Ultimately, McGarigal predicts there will be almost 100 percent post-release survival for these species and observe a full physiological and behavioral recovery within 24 hours.

“These results will benefit recreational anglers by providing actual data supporting catch and release as a viable management strategy,” she said, “and I will be able to identify and educate the recreational fishing community on angling and handling practices that minimize stress on fish, and thus cumulative impacts on the population.”

“That information becomes really important for sustainable fisheries,” said Lowe. “The part that’s really cool about this project is that the graduate students are working side by side with fishers, who in turn are learning about how this science can keep them fishing.”

Five main groups will benefit from this research—local companies and agencies with an interest in the artificial reef, national and international coastal resource managers and entities needing to mitigate impacts on coastal marine resources, scientists studying the function of artificial reefs, private groups advocating for the construction of artificial reefs, and scientists and natural resource managers interested in movement patterns of reef fishes.
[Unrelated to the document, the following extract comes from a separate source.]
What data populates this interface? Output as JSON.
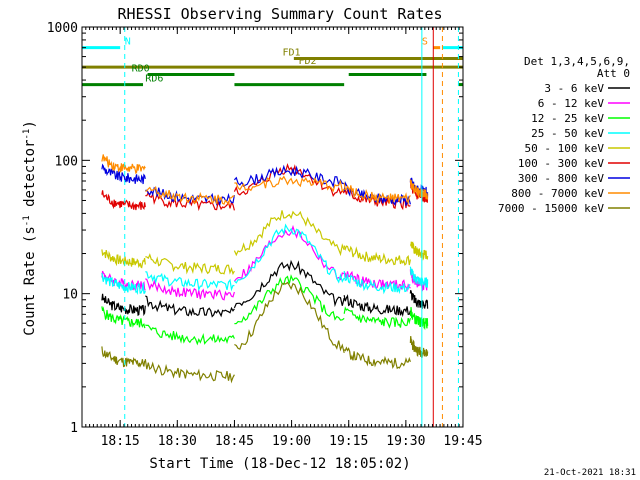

“I see this outreach, this kind of fisher education going hand-in-hand with the objectives of SCE with this artificial reef,” added Lowe. “They put that reef in place so fishers would have more opportunities and the goal of our research is to insure that those opportunities continue and grow.”

“This is a big, exciting project with a lot of challenges,” said Anthony, “but Chris and I are really hoping that the results of this study will be a key component to answer a lot of questions that still need to be addressed. Once the students collect the data we can start to combine those data with what’s already being collected on the reef and get a better picture of what’s actually going on with the ecology of the reef.”